2016 (remainder of year)   $ 36,972  
2017     145,800  
2018     97,416  
2019     97,416  
2020     97,416  
Thereafter     73,062  
    $ 548,082  

 

Obligation to Fund CONtv

 

As discussed in Note 1, on November 16, 2015, pursuant to that certain A&R Operating Agreement for CONtv, the Company’s ownership interest in CONtv was reduced to 10%. In addition, the Company is only obligated to fund on-going costs in the amount of $25,000 in cash on an on-going monthly basis for a period of 12 months following the effective date.

 

Shamus Lawsuit

 

On October 28, 2016, the Company filed a Complaint (the “Complaint”) and commenced a lawsuit in the United States District Court, Southern District of New York, against Stephen Shamus, the former Chief Marketing Officer of the Company whose employment was terminated on October 27, 2016 (the “Shamus Lawsuit”). In the Shamus Lawsuit, the Company alleges, among other things, breach of fiduciary duty, misappropriation of corporation assets, breach of contract, and conversion, against Mr. Shamus relating to the Company’s assertion that he used his position with the Company to improperly obtain memorabilia at the Company’s comic conventions which he would then sell and retain the profits from for his own benefit. On November 16, 2016, Mr.
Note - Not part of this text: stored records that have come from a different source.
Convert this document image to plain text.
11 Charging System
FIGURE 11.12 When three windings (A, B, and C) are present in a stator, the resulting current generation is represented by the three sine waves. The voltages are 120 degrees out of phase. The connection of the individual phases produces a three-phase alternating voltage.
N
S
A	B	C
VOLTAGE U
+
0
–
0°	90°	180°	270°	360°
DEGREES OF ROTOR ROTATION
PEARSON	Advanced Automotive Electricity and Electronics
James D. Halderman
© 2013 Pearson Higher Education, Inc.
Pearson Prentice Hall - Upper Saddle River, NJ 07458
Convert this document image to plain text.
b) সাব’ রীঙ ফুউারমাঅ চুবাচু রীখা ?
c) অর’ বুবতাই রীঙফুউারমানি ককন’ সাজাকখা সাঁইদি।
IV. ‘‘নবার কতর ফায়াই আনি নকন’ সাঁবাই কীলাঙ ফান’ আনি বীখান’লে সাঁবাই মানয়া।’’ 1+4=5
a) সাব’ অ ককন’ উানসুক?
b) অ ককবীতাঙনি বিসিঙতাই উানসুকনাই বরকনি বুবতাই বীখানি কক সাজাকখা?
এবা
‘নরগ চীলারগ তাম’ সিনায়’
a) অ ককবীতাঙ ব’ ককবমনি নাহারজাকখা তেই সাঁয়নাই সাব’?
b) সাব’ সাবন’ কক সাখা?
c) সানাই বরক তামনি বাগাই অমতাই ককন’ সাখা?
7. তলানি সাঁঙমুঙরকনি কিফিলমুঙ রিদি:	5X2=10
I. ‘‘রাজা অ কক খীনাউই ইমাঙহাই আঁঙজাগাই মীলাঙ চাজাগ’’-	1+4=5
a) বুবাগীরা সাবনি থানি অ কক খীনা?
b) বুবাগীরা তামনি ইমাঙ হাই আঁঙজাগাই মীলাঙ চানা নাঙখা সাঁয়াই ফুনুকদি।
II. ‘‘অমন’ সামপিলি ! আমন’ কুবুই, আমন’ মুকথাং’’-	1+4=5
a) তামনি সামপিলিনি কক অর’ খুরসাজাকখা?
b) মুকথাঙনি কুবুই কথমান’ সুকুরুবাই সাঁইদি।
Shamus filed an Answer to the Complaint with counterclaims to the Complaint (the “Counterclaim”). The Counterclaim alleges breach of contract and unjust enrichment against the Company and seeks compensatory damages in the form of cash.

 

The lawsuit is in an early stage and the Company intends to thoroughly pursue its claims and establish a rigorous defense against the Counterclaim. In the event we fail to defend against the Counterclaim, we may be subject to a judgment which could materially impact our financial condition.